The revelations didn’t cease there. Not only is Sony’s handheld system, the PSP, looking more and more likely to boast comparable power to the PS2 (a huge achievement in itself and no doubt one that is worrying Nintendo). Sony are also aiming to use wireless networking features for not only multiplayer gaming but also to link the device to the other machines in the Playstation range. Wireless internet hotspot compatibility looks set to enable internet communication functionality at speeds of up to 10mb a second.

In much the same way as Sony released a streamlined version of the PSone, gamers may now be possibly set for the PS2, a smaller sexier version of the console we all know and love. Although the gaming specs would undoubtedly be the same, if the PS2 does emerge we can expect it to be compatible with Sony’s new networking dreams.

Also conformed was that Sony are investigating the possibility of electronic distribution of content over broadband, describing this as the ‘ultimate goal’ for the PS3. Rees suggested that such a network would have to boast a connection size of at least 2 or 3mb, though reportedly Ken Kutaragi has even been discussing network speeds of closer to 30mb.

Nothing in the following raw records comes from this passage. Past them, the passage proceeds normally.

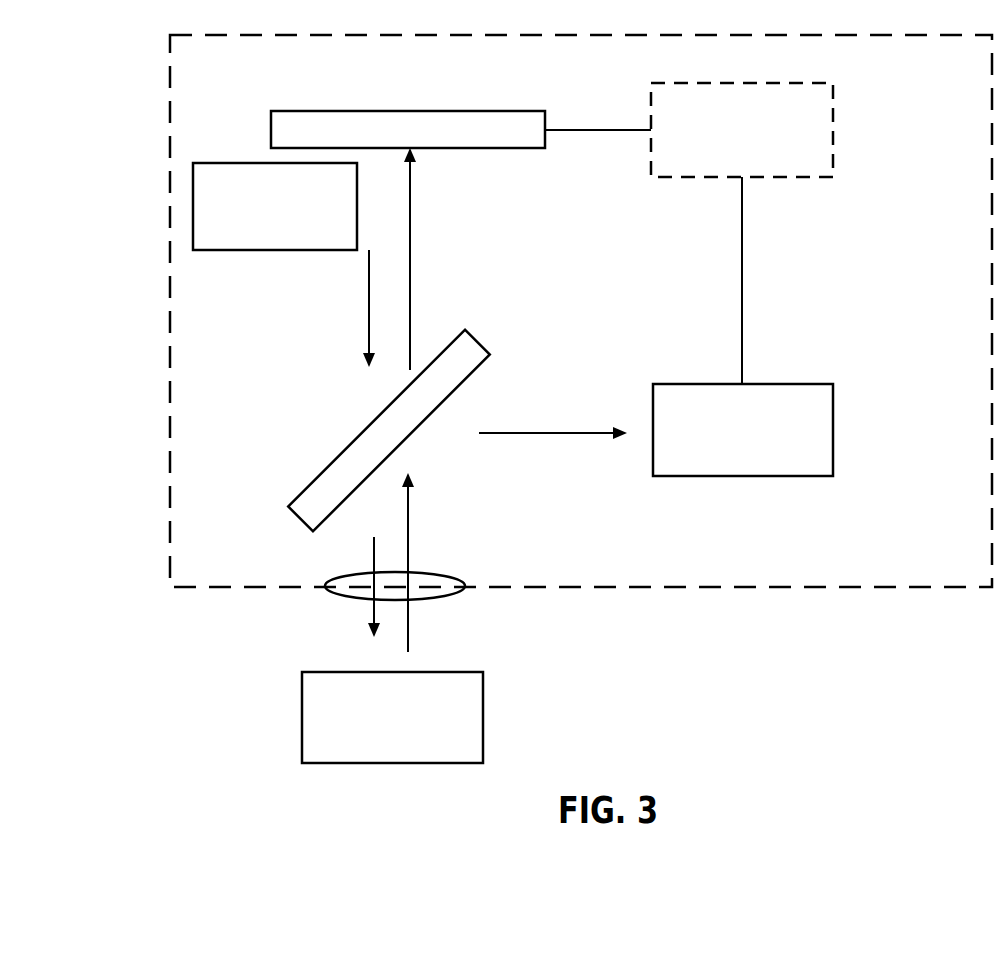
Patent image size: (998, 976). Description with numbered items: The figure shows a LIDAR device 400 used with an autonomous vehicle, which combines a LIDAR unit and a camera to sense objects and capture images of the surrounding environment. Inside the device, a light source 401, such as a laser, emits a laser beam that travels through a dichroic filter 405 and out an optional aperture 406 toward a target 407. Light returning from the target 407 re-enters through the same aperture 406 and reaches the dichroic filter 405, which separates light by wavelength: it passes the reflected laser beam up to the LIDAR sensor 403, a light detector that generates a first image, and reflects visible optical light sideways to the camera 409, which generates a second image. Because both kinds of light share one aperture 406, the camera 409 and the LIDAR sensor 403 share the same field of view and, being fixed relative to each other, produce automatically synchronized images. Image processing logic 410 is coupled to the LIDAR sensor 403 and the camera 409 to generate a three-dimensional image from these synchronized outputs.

The LIDAR device 400 is at (581, 311).
The light source 401 is at (295, 234).
The LIDAR sensor 403 is at (510, 142).
The dichroic filter 405 is at (457, 431).
The aperture 406 is at (332, 594).
The target 407 is at (413, 742).
The camera 409 is at (763, 456).
The image processing logic 410 is at (797, 172).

It must be stressed that none of this is any more than speculation, though the fact that the interview has subsequently been pulled from the website speaks volumes. If nothing else it demonstrates that the gaming battleground of the future will in many ways be less concerned with the games concerned and more with the peripheral technology that surrounds them. As games become more technologically advanced and gaming tastes become both more mainstream and less diversified, there is less and less to differentiate one platform from another. After all, it isn’t the best games that sell the most units, it’s the more commercially viable ones that succeed.

What does this mean for the opposition? Well, Microsoft are surely now lamenting their decision to market the Xbox as a pure gaming machine and distance it from the media centre concept. It’s understandable that they wished to disprove the doubters who accused the device of being little more than a PC is a box, but no doubt this strategy will be reversed in the future. Still though, even the mighty Microsoft would have to go a long way to achieve not only the brand credence enjoyed by Sony’s machine but also the market savvy to achieve such mainstream and wide-reaching aspirations.

As for Nintendo, if they continue to focus purely on gaming it will now either prove the death of them or finally carve out a reliable but small section of the market designed to serve merely the gaming hardcore. Still, talk of multi-media compatibility and touch screen interfaces on their new DS handheld indicate than even the Japanese giants may be waking up to the multi-media future that Sony is single-handedly trying to force upon the industry.

Such announcements may prove exciting for the techno-savvy consumer out there but for the gamer there is an air of slight concern. What does it mean for the industry when games themselves are no longer the focus? The rise of shows such as Pop Idol brought rise to the “assembly line” approach to the production of pop music and now a few years down the line the charts are full of soulless drivel and sales are plummeting. Could a similar fate fall upon the games industry? Whilst there’s no need to prophesise the demise of the industry just yet, we should all treat David Rees’s comments as a warning. There’s nothing wrong with the technological development and diversification of the industry but only as long as we don’t lose sight of why we buy these machines in the first place.